Current guidelines recommend lung cancer screening with CT scans, based almost exclusively on a single trial: the NLST trial from 2011. This was a prospective multi-center RCT which randomized 53,454 patients to receive lung cancer screening with chest X-rays vs. CT scans.
It's controversial whether the endpoint of screening trials should be disease-specific mortality or all-cause mortality (Penston 2011). Screening often manages to reduce disease-specific mortality, without meeting the more robust outcome of reducing all-cause mortality. The NLST trial chose disease-specific mortality as its primary endpoint. The results were interpreted as showing a reduction in both disease-specific and all-cause mortality, providing strong support for the implementing CT screening:
Let's evaluate the data from this study regarding whether lung cancer screening reduces all-cause mortality. The following 2×2 table relates lung cancer screening with mortality:
The chi-square statistic for this study is 4.16, yielding a p-value of 0.041 (5). This p-value is below the standard cutoff of 0.05, so the traditional interpretation of this data is that it shows a statistically significant reduction in all-cause mortality.
Fragility Index for all-cause mortality is five (e.g. using the Fragility Index Calculator).
The instability index can be calculated as follows:
Instability Index = (Effects from baseline imbalance) + (Post-randomization crossover) + (Loss to followup)
Overall the instability index might be estimated to be ~2700 patients. Given that the instability index is far greater than the fragility index, the finding that CT scans improve all-cause mortality appears quite fragile.
These results have a maximal Bayes Factor of 9.9. Here is where things get tricky. In order to determine the probability that CT scans reduce all-cause mortality, we must first determine the pre-test probability that this is true. This is often impossible, so typically a few pre-test probabilities are used. In this case, the following may be used:
Based on a Bayes Factor <9.9 and these pre-test probabilities, we can now calculate the post-test probabilities:
Even with the most generous prior probability, the post-test probability must be below 91%. Thus, this study cannot establish that an all-cause mortality benefit exists with >95% certainty. More realistically, the post-test probability is probably about 60-80%, so this data isn't close to being definitive. Thus the widespread claim that lung cancer screening “saves lives” may not be true (6).
The fragility index and Bayesian analysis suggest that medical evidence isn't nearly as robust as we thought.
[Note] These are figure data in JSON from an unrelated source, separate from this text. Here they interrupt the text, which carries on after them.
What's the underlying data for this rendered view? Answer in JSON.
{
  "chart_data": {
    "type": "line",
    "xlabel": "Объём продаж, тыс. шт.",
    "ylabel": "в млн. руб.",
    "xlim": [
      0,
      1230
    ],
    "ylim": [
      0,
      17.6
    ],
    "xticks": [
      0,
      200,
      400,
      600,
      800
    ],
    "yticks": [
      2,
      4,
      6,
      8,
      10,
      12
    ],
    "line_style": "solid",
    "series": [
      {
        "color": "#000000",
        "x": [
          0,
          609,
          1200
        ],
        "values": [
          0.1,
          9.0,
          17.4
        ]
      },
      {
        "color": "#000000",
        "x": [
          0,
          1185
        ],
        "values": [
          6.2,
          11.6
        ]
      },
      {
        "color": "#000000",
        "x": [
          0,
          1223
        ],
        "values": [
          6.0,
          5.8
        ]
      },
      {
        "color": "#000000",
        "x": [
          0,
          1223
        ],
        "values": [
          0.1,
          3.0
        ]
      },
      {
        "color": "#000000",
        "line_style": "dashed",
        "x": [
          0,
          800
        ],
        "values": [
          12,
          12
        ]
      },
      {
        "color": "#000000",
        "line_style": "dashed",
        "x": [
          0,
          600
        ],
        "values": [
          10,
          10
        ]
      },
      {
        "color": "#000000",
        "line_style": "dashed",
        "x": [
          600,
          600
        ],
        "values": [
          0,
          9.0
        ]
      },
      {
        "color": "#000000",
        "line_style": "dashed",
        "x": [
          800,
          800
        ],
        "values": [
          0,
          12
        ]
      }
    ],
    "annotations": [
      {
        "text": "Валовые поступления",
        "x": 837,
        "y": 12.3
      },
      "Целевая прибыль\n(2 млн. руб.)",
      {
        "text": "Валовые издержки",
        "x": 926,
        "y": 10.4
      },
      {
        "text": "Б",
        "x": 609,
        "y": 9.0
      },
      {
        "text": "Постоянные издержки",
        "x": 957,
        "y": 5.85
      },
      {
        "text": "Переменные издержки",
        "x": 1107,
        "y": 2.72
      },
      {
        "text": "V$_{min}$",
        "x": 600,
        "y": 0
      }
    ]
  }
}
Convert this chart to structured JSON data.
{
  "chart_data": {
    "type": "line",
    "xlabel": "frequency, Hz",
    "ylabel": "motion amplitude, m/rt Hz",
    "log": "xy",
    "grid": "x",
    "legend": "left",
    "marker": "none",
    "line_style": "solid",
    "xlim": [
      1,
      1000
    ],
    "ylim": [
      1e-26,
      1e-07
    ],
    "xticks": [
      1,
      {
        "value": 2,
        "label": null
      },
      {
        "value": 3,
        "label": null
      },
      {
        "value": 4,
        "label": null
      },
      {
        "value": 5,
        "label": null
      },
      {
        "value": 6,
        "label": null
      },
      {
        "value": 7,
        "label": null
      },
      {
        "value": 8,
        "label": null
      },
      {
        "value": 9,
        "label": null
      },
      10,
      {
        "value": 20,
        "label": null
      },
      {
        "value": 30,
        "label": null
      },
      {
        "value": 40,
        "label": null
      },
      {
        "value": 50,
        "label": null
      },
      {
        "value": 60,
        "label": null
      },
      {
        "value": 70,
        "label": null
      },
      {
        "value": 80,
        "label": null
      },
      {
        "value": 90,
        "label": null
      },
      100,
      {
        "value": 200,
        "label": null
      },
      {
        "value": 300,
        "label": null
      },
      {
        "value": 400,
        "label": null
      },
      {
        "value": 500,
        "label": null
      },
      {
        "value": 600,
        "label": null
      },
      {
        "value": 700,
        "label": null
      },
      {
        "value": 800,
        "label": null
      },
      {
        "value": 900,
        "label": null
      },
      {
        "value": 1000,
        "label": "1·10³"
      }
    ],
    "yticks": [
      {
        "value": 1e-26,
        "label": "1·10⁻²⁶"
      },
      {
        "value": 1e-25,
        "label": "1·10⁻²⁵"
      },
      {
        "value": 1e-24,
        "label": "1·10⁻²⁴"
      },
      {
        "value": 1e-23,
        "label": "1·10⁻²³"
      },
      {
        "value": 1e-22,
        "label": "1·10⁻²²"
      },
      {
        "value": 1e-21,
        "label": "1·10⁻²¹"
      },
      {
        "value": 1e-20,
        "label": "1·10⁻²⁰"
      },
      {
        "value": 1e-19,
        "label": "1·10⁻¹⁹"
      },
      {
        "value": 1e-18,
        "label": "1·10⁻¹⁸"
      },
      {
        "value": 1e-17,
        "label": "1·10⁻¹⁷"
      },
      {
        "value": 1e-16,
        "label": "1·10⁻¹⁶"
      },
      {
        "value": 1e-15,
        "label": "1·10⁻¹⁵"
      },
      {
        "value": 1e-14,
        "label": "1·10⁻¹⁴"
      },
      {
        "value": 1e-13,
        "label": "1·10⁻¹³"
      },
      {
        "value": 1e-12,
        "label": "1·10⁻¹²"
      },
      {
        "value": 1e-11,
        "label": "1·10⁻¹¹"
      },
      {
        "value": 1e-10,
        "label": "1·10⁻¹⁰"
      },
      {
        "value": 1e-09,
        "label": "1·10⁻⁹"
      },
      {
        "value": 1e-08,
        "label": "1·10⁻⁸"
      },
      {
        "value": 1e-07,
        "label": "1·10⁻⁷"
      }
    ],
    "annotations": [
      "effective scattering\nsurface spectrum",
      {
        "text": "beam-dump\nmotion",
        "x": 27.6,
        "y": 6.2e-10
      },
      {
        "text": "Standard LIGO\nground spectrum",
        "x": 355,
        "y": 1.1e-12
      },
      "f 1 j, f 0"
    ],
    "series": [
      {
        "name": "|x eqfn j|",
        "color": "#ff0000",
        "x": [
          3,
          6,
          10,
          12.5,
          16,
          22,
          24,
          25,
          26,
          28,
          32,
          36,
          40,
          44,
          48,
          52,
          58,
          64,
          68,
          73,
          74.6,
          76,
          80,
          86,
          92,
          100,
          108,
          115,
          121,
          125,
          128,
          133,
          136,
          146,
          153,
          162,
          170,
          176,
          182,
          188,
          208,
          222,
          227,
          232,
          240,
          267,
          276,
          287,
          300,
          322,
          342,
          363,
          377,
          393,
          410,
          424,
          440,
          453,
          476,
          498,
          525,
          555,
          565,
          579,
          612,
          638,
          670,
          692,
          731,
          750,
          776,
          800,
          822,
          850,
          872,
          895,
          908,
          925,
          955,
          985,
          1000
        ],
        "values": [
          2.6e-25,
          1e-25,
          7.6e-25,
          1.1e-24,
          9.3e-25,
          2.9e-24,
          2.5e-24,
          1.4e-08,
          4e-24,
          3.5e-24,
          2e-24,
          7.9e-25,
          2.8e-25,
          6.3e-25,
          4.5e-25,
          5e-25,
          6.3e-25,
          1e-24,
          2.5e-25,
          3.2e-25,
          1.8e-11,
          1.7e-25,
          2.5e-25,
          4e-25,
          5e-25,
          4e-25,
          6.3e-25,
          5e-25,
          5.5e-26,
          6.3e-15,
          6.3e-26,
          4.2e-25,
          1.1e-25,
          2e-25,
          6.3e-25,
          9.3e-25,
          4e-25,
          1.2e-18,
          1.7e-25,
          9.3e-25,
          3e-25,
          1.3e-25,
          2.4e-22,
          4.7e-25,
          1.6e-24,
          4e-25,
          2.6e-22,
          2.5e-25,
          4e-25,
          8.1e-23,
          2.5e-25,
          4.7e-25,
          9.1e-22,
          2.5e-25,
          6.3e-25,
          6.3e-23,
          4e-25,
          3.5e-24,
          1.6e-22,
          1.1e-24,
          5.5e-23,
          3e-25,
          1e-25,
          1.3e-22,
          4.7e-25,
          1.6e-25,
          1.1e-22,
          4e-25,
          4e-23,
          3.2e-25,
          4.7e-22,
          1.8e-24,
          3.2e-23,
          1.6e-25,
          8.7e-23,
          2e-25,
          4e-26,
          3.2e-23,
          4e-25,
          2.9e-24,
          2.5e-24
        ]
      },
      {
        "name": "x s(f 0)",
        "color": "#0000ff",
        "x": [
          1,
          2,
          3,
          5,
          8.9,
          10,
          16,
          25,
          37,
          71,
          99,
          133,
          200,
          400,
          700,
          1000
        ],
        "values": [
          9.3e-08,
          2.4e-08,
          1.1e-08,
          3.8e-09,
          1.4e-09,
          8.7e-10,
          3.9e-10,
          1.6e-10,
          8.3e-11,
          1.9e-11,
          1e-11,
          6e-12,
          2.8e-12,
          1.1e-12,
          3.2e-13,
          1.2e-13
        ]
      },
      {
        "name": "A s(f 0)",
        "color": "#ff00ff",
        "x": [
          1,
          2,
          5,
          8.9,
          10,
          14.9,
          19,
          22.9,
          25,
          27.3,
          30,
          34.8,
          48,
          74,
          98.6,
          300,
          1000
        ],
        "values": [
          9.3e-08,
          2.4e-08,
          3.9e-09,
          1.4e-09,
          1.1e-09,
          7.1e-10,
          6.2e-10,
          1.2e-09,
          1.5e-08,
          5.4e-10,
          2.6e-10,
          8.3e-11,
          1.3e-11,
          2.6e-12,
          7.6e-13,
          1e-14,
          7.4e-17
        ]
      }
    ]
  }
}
For example, clinical studies which are considered the bedrock of modern medicine (e.g. the NINDS trial) may actually be fragile and non-definitive. Smaller trials are often worse. It quickly becomes clear why medicine continues to suffer from reversals in practice.
This may be disconcerting. However, from the standpoint of any individual practitioner, it may not make a huge difference. We must address clinical scenarios with the best evidence available. Whether that evidence is perfect or imperfect, we don't have the luxury to wait for better evidence. In this context, it is often sensible to base therapy on treatments which are fragile or have borderline statistical significance.
The situation is reversed when considering evidence-based guidelines. Premature acceptance of an ineffective therapy into guidelines may have profoundly negative consequences. First, this discourages further research into the therapy, leading to inertia. Second, physicians and hospitals may feel obligated to adhere to this therapy which is suddenly considered the “standard of care.” Finally, future therapies may be tested in addition to, rather than in comparison to the ineffective therapy. Eventually this creates a complex treatment regimen resembling a house of cards.